I fondi strutturali sono quei canali dalle eccellenti potenzialità capaci di  sostenere gli Stati appartenenti all’Unione per  migliorare nell’ istruzione e nella formazione soprattutto durante il corso della vita lavorativa.  

Molto è imputabile ai tanti e diversi contratti di lavoro che tra i vari comparti lavorativi, registrano gap ampissimi, sembra strano ma il tanto dileggiato settore pubblico definito per leggenda metropolitana “protetto” è il settore che più potrebbe soffrire il working poors.

E’ un comparto che merita decisamente uno studio approfondito e opportunamente dedicato,  dal quale si ricaverebbero interessanti  elementi dagli aspetti poliedrici,  che vanno dalla sudditanza psicologica, alla mancanza di riconoscimento professionale, alla mancata gratificazione, alla spersonalizzazione del lavoratore e, soprattutto al salario decisamente inferiore paragonato al costo della vita e troppo spesso alle tante responsabilità a cui sono chiamati ad adempiere.

Tutte condizioni che generano ineluttabilmente disinnamoramento, mancanza di stimolo e perdita di autostima nella maggior parte (70%) dei lavoratori pubblici, forse, tralasciando l’aspetto clientelare e rimettendo in discussione la meritocrazia si potrebbe risolvere quel “mistero” di “scadente offerta dei servizi ai cittadini”.

 

Il mercato del lavoro ha due facce:

  • Dalla parte del datore di lavoro, l’impresa   dovrebbe guardare sempre più all’internazionalizzazione,   interagire sempre più con  il mercato estero vendendo propri prodotti, acquistando da fornitori esteri, ciò consentirebbe maggiore sviluppo e maggiore offerta di lavoro. Puntare sulla digitalizzazione offrendo una forte leva al business riducendo l’errore e lo spreco delle risorse per l’imprenditore.
  • Dalla parte del Capitale Umano lo sforzo di sentirsi “lavoratore europeo” allargando la ricerca al di là dei propri confini nazionali, formarsi ad un livello competitivo internazionale, e aprendosi alla indispensabile formazione continua “Life Long Learning”, dogma dal quale ripartire.

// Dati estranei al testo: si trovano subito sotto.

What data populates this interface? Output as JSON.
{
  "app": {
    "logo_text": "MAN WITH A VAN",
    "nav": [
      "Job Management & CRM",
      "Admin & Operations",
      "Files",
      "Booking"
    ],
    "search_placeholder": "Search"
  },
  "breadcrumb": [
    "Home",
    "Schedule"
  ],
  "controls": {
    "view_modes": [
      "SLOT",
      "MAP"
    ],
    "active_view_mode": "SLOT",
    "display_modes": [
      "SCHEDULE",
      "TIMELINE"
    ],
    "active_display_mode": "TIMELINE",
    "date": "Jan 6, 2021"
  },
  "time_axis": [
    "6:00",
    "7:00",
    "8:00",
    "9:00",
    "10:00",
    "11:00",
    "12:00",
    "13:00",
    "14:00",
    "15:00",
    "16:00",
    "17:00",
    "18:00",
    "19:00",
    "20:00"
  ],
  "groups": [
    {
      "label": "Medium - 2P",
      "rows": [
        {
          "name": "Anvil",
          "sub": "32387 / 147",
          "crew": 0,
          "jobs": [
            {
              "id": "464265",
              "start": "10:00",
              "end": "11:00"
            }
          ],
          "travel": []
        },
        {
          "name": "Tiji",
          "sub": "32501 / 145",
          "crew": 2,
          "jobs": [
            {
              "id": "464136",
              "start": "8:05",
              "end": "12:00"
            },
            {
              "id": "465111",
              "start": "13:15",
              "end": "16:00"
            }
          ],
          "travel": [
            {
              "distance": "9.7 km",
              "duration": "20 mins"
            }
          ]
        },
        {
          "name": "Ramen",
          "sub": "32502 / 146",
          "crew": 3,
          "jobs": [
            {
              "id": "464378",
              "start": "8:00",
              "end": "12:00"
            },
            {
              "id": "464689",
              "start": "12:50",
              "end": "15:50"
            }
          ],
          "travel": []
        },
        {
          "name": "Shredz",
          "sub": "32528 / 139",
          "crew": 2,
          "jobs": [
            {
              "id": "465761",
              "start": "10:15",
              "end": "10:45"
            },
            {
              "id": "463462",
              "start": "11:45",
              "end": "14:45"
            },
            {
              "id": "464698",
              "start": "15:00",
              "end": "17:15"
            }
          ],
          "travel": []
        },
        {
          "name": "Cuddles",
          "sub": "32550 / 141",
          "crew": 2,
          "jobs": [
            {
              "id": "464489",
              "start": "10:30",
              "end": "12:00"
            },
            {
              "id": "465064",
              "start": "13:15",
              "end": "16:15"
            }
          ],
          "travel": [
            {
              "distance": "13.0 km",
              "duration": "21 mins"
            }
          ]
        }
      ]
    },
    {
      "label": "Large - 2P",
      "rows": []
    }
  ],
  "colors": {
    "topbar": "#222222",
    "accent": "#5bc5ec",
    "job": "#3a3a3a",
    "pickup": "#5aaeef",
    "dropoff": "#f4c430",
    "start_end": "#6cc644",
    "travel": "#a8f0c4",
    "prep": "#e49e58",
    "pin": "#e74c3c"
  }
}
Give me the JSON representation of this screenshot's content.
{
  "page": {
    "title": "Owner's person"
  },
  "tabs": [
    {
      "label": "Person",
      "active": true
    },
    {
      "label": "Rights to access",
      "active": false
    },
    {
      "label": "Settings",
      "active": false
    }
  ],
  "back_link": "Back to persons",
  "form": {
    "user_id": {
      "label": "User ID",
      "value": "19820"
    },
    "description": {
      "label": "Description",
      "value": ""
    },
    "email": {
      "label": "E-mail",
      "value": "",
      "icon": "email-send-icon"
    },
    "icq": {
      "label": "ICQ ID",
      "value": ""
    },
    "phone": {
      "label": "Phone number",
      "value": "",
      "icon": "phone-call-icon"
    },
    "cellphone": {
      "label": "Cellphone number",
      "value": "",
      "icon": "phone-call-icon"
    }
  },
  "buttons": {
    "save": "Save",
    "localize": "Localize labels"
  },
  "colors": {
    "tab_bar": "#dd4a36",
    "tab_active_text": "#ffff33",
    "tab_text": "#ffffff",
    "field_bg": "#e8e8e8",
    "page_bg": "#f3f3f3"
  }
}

E’ sempre bene ribadire che è indispensabile e indiscutibile il continuo aggiornamento professionale e soprattutto trasversale per restare al passo con l’innovazione specialmente per gli over 50 che tornano allo stato di “disoccupato” e devono ricollocarsi nel mercato del lavoro magari sforzandosi di cambiare la forma mentis aprendosi ad un sistema economico digitale , trovando nuove chiavi di realizzazioni non rimanendo  fermi negli stessi ambiti in cui sono cresciuti.

In questo momento congiunturale decisamente degradato per di più con una situazione economica di lungo periodo molto critica, le due sfide che attendono il nuovo Governo e le politiche attive del lavoro, sono davvero enormi, arginare la disoccupazione e rivedere il sistema lavoro in Italia a 360 gradi, anche rispetto all’Europa, dove invece la disoccupazione registra un calo.